Maritime stakeholders have said that the country loses N1 trillion annually due to the lack of cash disbursed from the Cabotage Vessels Financing Fund.
This was disclosed by stakeholders in the maritime sector during a recent meeting with the new Director General of the Maritime Administration and Safety Agency, Dr. Dayo Mobereola in Lagos, according to The Punch.
In his comment at the event, a maritime lawyer, Emeka Akabogu said that Nigeria loses $4 billion because of a lack of inland waterway transport.
“There are three legs to shipping, fleet expansion, ship repairs, and shipbuilding and the country is losing $9bn annually to non-participation in international freight services,” he said.
In addition, Akabogu noted that the fishing sub-sector of the maritime industry contributes N282bn annually to the economy.
“Nigeria’s coastal resources have an estimated capacity of $504tn. Current realized capacity is $106tn in export and import on frozen fish is $876m,” he stated.
According to Akabugo, NIMASA’s Former Director General Dr.Bashir Jamoh has stated that Nigeria is losing about $25 billion a year on illegal maritime activities, and the Nigerian National Petroleum Corporation Limited loses around $1.35 billion in oil bunkering.
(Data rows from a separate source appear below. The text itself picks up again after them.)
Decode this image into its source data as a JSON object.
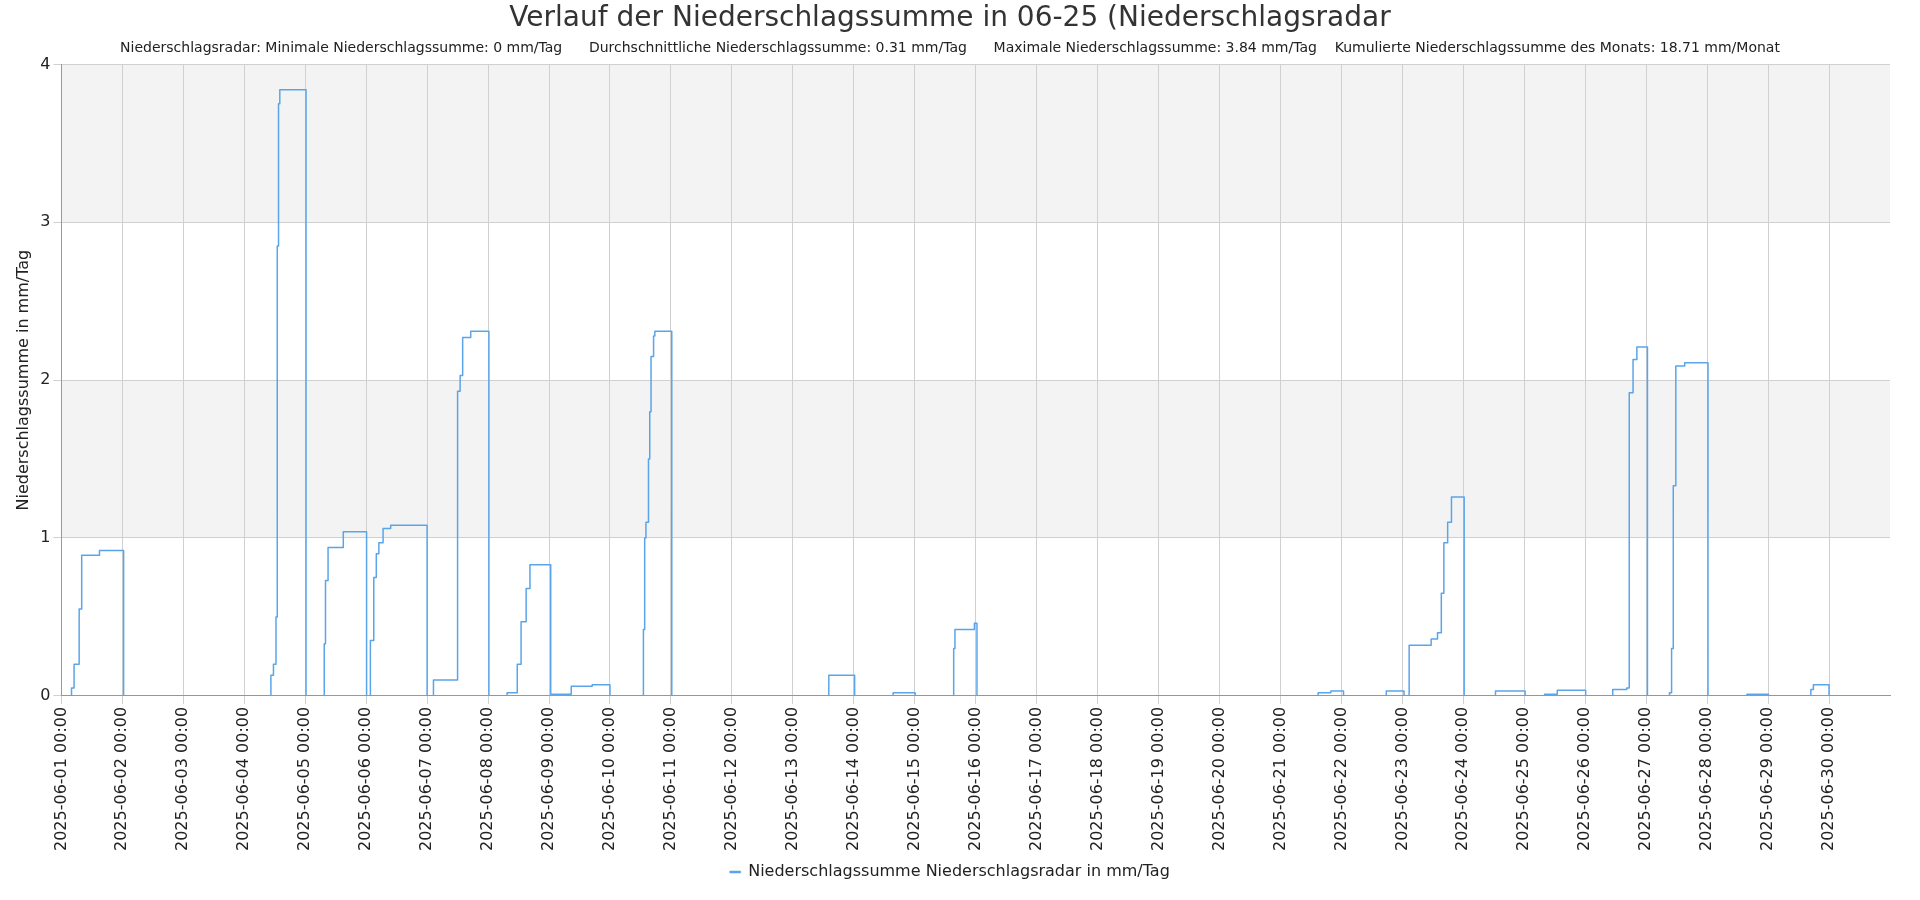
{
  "chart_data": {
    "type": "step",
    "title": "Verlauf der Niederschlagssumme in 06-25 (Niederschlagsradar",
    "subtitle": "Niederschlagsradar: Minimale Niederschlagssumme: 0 mm/Tag      Durchschnittliche Niederschlagssumme: 0.31 mm/Tag      Maximale Niederschlagssumme: 3.84 mm/Tag    Kumulierte Niederschlagssumme des Monats: 18.71 mm/Monat",
    "ylabel": "Niederschlagssumme in mm/Tag",
    "x": [
      "2025-06-01T00:00",
      "2025-06-01T04:00",
      "2025-06-01T05:00",
      "2025-06-01T07:00",
      "2025-06-01T08:00",
      "2025-06-01T15:00",
      "2025-06-02T00:30",
      "2025-06-04T10:30",
      "2025-06-04T11:30",
      "2025-06-04T12:30",
      "2025-06-04T13:00",
      "2025-06-04T13:30",
      "2025-06-04T14:00",
      "2025-06-04T15:30",
      "2025-06-05T00:20",
      "2025-06-05T07:30",
      "2025-06-05T08:00",
      "2025-06-05T09:00",
      "2025-06-05T15:00",
      "2025-06-05T18:00",
      "2025-06-06T00:10",
      "2025-06-06T01:40",
      "2025-06-06T03:00",
      "2025-06-06T04:00",
      "2025-06-06T05:00",
      "2025-06-06T06:40",
      "2025-06-06T09:40",
      "2025-06-06T13:40",
      "2025-06-07T00:00",
      "2025-06-07T02:30",
      "2025-06-07T03:30",
      "2025-06-07T12:00",
      "2025-06-07T13:00",
      "2025-06-07T14:00",
      "2025-06-07T17:10",
      "2025-06-07T20:10",
      "2025-06-08T00:20",
      "2025-06-08T07:30",
      "2025-06-08T11:30",
      "2025-06-08T13:00",
      "2025-06-08T15:00",
      "2025-06-08T16:30",
      "2025-06-08T18:30",
      "2025-06-09T00:40",
      "2025-06-09T08:45",
      "2025-06-09T17:00",
      "2025-06-10T00:00",
      "2025-06-10T13:10",
      "2025-06-10T13:40",
      "2025-06-10T14:10",
      "2025-06-10T15:10",
      "2025-06-10T15:40",
      "2025-06-10T16:10",
      "2025-06-10T17:10",
      "2025-06-10T17:40",
      "2025-06-10T18:40",
      "2025-06-11T00:20",
      "2025-06-13T14:10",
      "2025-06-13T15:10",
      "2025-06-14T00:20",
      "2025-06-14T15:30",
      "2025-06-15T00:10",
      "2025-06-15T15:20",
      "2025-06-15T15:50",
      "2025-06-15T23:30",
      "2025-06-16T00:30",
      "2025-06-21T14:50",
      "2025-06-21T19:50",
      "2025-06-22T00:50",
      "2025-06-22T17:40",
      "2025-06-23T00:40",
      "2025-06-23T02:40",
      "2025-06-23T11:20",
      "2025-06-23T13:50",
      "2025-06-23T15:20",
      "2025-06-23T16:20",
      "2025-06-23T17:50",
      "2025-06-23T19:20",
      "2025-06-24T00:20",
      "2025-06-24T12:40",
      "2025-06-25T00:20",
      "2025-06-25T08:00",
      "2025-06-25T13:00",
      "2025-06-26T00:10",
      "2025-06-26T10:50",
      "2025-06-26T16:20",
      "2025-06-26T17:20",
      "2025-06-26T18:50",
      "2025-06-26T20:20",
      "2025-06-27T00:30",
      "2025-06-27T09:10",
      "2025-06-27T10:00",
      "2025-06-27T10:40",
      "2025-06-27T11:40",
      "2025-06-27T15:10",
      "2025-06-28T00:20",
      "2025-06-28T15:40",
      "2025-06-29T00:10",
      "2025-06-29T16:50",
      "2025-06-29T17:50",
      "2025-06-29T19:20",
      "2025-06-30T00:00",
      "2025-07-01T00:00"
    ],
    "series": [
      {
        "name": "Niederschlagssumme Niederschlagsradar in mm/Tag",
        "color": "#5aa5ea",
        "values": [
          0,
          0.05,
          0.2,
          0.55,
          0.89,
          0.92,
          0,
          0.13,
          0.2,
          0.5,
          2.85,
          3.75,
          3.84,
          3.84,
          0,
          0.33,
          0.73,
          0.94,
          1.04,
          1.04,
          0,
          0.35,
          0.75,
          0.9,
          0.97,
          1.06,
          1.08,
          1.08,
          0,
          0.1,
          0.1,
          1.93,
          2.03,
          2.27,
          2.31,
          2.31,
          0,
          0.02,
          0.2,
          0.47,
          0.68,
          0.83,
          0.83,
          0.01,
          0.06,
          0.07,
          0,
          0.42,
          1.0,
          1.1,
          1.5,
          1.8,
          2.15,
          2.28,
          2.31,
          2.31,
          0,
          0.13,
          0.13,
          0,
          0.02,
          0,
          0.3,
          0.42,
          0.46,
          0,
          0.02,
          0.03,
          0,
          0.03,
          0,
          0.32,
          0.36,
          0.4,
          0.65,
          0.97,
          1.1,
          1.26,
          0,
          0.03,
          0,
          0.01,
          0.035,
          0,
          0.04,
          0.05,
          1.92,
          2.13,
          2.21,
          0,
          0.02,
          0.3,
          1.33,
          2.09,
          2.11,
          0,
          0.01,
          0,
          0.04,
          0.07,
          0.07,
          0,
          0
        ]
      }
    ],
    "xlim": [
      "2025-06-01",
      "2025-07-01"
    ],
    "xticks": [
      {
        "value": "2025-06-01",
        "label": "2025-06-01 00:00"
      },
      {
        "value": "2025-06-02",
        "label": "2025-06-02 00:00"
      },
      {
        "value": "2025-06-03",
        "label": "2025-06-03 00:00"
      },
      {
        "value": "2025-06-04",
        "label": "2025-06-04 00:00"
      },
      {
        "value": "2025-06-05",
        "label": "2025-06-05 00:00"
      },
      {
        "value": "2025-06-06",
        "label": "2025-06-06 00:00"
      },
      {
        "value": "2025-06-07",
        "label": "2025-06-07 00:00"
      },
      {
        "value": "2025-06-08",
        "label": "2025-06-08 00:00"
      },
      {
        "value": "2025-06-09",
        "label": "2025-06-09 00:00"
      },
      {
        "value": "2025-06-10",
        "label": "2025-06-10 00:00"
      },
      {
        "value": "2025-06-11",
        "label": "2025-06-11 00:00"
      },
      {
        "value": "2025-06-12",
        "label": "2025-06-12 00:00"
      },
      {
        "value": "2025-06-13",
        "label": "2025-06-13 00:00"
      },
      {
        "value": "2025-06-14",
        "label": "2025-06-14 00:00"
      },
      {
        "value": "2025-06-15",
        "label": "2025-06-15 00:00"
      },
      {
        "value": "2025-06-16",
        "label": "2025-06-16 00:00"
      },
      {
        "value": "2025-06-17",
        "label": "2025-06-17 00:00"
      },
      {
        "value": "2025-06-18",
        "label": "2025-06-18 00:00"
      },
      {
        "value": "2025-06-19",
        "label": "2025-06-19 00:00"
      },
      {
        "value": "2025-06-20",
        "label": "2025-06-20 00:00"
      },
      {
        "value": "2025-06-21",
        "label": "2025-06-21 00:00"
      },
      {
        "value": "2025-06-22",
        "label": "2025-06-22 00:00"
      },
      {
        "value": "2025-06-23",
        "label": "2025-06-23 00:00"
      },
      {
        "value": "2025-06-24",
        "label": "2025-06-24 00:00"
      },
      {
        "value": "2025-06-25",
        "label": "2025-06-25 00:00"
      },
      {
        "value": "2025-06-26",
        "label": "2025-06-26 00:00"
      },
      {
        "value": "2025-06-27",
        "label": "2025-06-27 00:00"
      },
      {
        "value": "2025-06-28",
        "label": "2025-06-28 00:00"
      },
      {
        "value": "2025-06-29",
        "label": "2025-06-29 00:00"
      },
      {
        "value": "2025-06-30",
        "label": "2025-06-30 00:00"
      }
    ],
    "ylim": [
      0,
      4
    ],
    "yticks": [
      0,
      1,
      2,
      3,
      4
    ],
    "bands": [
      {
        "axis": "y",
        "from": 1,
        "to": 2,
        "color": "#f3f3f3"
      },
      {
        "axis": "y",
        "from": 3,
        "to": 4,
        "color": "#f3f3f3"
      }
    ],
    "grid": true,
    "legend": "bottom",
    "marker": "none",
    "line_style": "solid"
  }
}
He underlined that Nigeria currently has 4419 registered ships with a total tonnage of 5.8 billion.
“The summary of the valid registered vessels is 2,136 with a 4.2 billion gross tonnage, invalid registered ships are 61, cabotage registered vessels are 1033, with a gross tonnage of 1.9 million. The foreign-owned vessels are 18 with a gross tonnage of 125 million,” he added.
Meanwhile, the Flag Officer Commanding Western Naval Command, Nigerian Navy, Rear Admiral Mustapha Hassan stated that several requirements had to be met by NIMASA for the implementation of the Cabotage Act, which was not in effect since its adoption.
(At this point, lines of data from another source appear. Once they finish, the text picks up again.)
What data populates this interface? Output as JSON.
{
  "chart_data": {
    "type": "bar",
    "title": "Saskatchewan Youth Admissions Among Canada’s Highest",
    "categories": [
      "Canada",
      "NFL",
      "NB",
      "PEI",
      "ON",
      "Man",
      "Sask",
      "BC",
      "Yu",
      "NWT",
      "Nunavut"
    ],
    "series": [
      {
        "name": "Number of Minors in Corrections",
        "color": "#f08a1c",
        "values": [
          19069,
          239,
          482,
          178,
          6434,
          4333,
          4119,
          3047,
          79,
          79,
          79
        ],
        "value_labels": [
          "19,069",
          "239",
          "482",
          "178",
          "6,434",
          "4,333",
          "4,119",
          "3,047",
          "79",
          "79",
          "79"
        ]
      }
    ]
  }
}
He emphasised the need for inter-agency cooperation under the cabotage scheme to deal with issues related to the boarding and inspection of ships, in particular through an automatic identification system.
A former DG of NIMASA, Temisan Omatseye stated that the Agency was set up with a primary mission of supporting, protecting, and enabling indigenous ship owners to raise their vessels.
However, he noted that the CVFF Fund would not be made available to NIMASA’s existing leadership.
Omatseye noted that the financial regulations go against banking and finance institutions’ regulations.
“By the CVFF, NIMASA is doing the risk assessment but the disbursing does not allow an outsider to do the risk assessment, as it negates the law that binds the funding,” he remarked.